You need to learn something about parsing. What you are doing is not top-down nor bottom-up parsing. You need to divide the task. Usually compilers etc. will use a scanner to divide the input stream into symbols, so that the parser rules are free to concern themselves with grammar without having to deal with individual characters. A scanner will also recognize whitespace correctly. Your attempt will fail on this text: a h an "a", two spaces and a "h".
Parsing requires a lot more work that doesn't need to be done with what I am trying to accomplish, thanks though! And if it finds an 'a', it then looks at the next character and if it is a space, it checks to see if the next character is an 'h'. If it is a space, it will just continue on with the loop looking for the next 'a'.

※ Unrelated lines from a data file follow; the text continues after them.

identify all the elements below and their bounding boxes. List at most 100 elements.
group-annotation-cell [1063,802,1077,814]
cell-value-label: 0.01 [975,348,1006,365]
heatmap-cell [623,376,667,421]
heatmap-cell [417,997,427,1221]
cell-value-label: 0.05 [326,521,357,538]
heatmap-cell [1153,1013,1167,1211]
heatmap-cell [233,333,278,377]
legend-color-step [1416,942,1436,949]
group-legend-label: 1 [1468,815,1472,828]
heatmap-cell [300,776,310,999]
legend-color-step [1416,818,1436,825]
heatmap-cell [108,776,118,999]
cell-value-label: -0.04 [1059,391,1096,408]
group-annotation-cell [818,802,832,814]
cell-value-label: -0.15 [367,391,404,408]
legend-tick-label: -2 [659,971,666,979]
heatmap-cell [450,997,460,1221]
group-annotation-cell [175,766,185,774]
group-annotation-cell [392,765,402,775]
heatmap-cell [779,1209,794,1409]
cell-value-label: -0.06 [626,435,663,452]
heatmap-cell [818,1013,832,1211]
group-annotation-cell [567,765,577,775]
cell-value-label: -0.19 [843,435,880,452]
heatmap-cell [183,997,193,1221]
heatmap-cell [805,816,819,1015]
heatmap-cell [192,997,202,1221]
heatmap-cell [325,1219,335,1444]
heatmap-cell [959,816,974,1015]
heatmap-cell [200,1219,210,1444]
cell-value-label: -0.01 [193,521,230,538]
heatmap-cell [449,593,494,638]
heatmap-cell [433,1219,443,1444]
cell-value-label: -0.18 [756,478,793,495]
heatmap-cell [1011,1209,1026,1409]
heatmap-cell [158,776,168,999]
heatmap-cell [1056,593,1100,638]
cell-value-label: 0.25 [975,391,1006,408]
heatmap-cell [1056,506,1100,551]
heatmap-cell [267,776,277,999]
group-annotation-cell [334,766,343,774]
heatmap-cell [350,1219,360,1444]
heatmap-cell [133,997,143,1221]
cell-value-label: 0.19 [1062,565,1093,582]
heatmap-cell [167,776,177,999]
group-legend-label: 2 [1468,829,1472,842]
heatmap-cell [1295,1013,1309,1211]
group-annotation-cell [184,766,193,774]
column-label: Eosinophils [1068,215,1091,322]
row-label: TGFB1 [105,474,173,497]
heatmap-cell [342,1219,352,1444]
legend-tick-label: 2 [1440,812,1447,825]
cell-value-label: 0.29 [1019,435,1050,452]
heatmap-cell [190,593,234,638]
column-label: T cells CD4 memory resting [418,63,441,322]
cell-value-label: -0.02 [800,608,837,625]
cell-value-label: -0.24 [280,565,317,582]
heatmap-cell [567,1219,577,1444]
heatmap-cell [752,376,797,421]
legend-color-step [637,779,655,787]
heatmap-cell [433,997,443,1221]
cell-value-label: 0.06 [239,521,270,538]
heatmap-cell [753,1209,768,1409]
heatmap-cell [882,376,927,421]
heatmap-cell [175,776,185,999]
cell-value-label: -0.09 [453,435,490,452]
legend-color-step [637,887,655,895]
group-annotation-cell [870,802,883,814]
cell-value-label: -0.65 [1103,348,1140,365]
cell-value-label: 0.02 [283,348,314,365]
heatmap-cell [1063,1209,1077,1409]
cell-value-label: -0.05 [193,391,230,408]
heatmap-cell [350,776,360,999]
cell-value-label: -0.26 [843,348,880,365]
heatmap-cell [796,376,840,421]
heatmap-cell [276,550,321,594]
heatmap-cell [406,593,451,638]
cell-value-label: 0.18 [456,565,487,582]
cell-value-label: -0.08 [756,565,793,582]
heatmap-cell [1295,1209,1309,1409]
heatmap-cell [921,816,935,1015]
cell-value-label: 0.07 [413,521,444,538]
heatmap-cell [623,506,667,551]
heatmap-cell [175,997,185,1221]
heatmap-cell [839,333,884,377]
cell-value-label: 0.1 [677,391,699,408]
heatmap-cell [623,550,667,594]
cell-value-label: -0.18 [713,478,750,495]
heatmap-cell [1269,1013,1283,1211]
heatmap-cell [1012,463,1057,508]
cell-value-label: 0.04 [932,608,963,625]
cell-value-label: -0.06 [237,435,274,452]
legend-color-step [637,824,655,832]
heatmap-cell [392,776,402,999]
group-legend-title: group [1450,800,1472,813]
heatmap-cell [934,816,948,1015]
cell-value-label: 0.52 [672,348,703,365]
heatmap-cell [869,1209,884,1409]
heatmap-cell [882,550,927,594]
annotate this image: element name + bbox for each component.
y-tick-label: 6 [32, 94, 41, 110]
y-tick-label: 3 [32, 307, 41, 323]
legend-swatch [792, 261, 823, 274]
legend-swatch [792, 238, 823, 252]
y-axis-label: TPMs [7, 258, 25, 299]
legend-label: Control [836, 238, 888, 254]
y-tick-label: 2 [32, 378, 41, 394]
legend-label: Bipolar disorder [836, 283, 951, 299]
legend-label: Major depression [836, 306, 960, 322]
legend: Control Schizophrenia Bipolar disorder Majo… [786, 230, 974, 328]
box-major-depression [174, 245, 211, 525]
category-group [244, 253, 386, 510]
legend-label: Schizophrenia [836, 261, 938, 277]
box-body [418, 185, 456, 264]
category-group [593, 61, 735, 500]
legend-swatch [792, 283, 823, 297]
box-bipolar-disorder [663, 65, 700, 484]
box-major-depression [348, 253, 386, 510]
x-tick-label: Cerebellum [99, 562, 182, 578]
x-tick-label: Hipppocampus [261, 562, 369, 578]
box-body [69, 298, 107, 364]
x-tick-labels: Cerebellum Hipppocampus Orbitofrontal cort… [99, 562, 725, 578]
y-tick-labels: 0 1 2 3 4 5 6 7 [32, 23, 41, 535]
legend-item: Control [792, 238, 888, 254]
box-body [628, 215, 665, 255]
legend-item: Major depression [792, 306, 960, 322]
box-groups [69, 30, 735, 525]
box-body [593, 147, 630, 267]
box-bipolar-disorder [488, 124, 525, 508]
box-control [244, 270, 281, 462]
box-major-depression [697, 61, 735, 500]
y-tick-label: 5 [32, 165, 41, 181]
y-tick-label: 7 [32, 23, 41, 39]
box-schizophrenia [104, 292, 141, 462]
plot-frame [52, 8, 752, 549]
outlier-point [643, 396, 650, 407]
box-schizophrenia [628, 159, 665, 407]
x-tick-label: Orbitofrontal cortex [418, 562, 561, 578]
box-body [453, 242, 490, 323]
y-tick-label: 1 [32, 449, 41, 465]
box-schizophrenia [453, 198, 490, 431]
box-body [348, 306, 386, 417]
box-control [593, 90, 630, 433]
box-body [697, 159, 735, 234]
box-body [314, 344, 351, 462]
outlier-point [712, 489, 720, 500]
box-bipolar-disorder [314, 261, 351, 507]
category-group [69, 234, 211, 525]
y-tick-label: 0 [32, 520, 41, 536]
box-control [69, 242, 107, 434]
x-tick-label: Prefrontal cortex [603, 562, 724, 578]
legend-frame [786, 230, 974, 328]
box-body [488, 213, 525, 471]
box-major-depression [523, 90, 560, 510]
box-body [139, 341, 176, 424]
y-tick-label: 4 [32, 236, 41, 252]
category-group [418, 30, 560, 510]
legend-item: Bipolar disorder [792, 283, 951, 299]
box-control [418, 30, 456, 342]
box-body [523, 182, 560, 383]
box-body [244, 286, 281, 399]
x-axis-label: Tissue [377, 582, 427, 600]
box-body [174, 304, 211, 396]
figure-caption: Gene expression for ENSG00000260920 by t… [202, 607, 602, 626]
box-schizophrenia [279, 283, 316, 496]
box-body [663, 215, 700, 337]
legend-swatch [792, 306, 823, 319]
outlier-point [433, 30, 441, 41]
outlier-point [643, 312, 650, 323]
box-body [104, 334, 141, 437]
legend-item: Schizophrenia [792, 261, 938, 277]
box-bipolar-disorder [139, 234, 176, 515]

A couple of points then. You do not need to use the Substring method. It returns a string. If all you are interested in is character by character then just use the [index] indexer of the string. It will return the character in the position indicated by index (counted from 0 i believe). Your code will *not* just continue. You advance the index beyond what you know is safe. If the string ends right after an "a" you'll have an indexing error. At the very least you should guard the condition with a shortcut boolean and like if (i<fContents.Length && fContents=='a')
Thanks, I did change the code to not use substring, however, now I cannot connect to any remote website, kinda odd since it was not doing this before . If I somehow get it working I will see if the original error continues happening, thanks again! -Ferbal
Have you looked at using regular expressions? The RegEx class in C# is really good and really fast at finding patterns. The syntax is a little tricky at first, but once you get it, you can pass in a large string and it will return an array of all the strings that matched your pattern. It's very flexible and might work really well for what you are doing...
Yeah, I recently stumbled upon some stuff on Regex. However, I still need to be able to connect to websites first lol Thanks guys!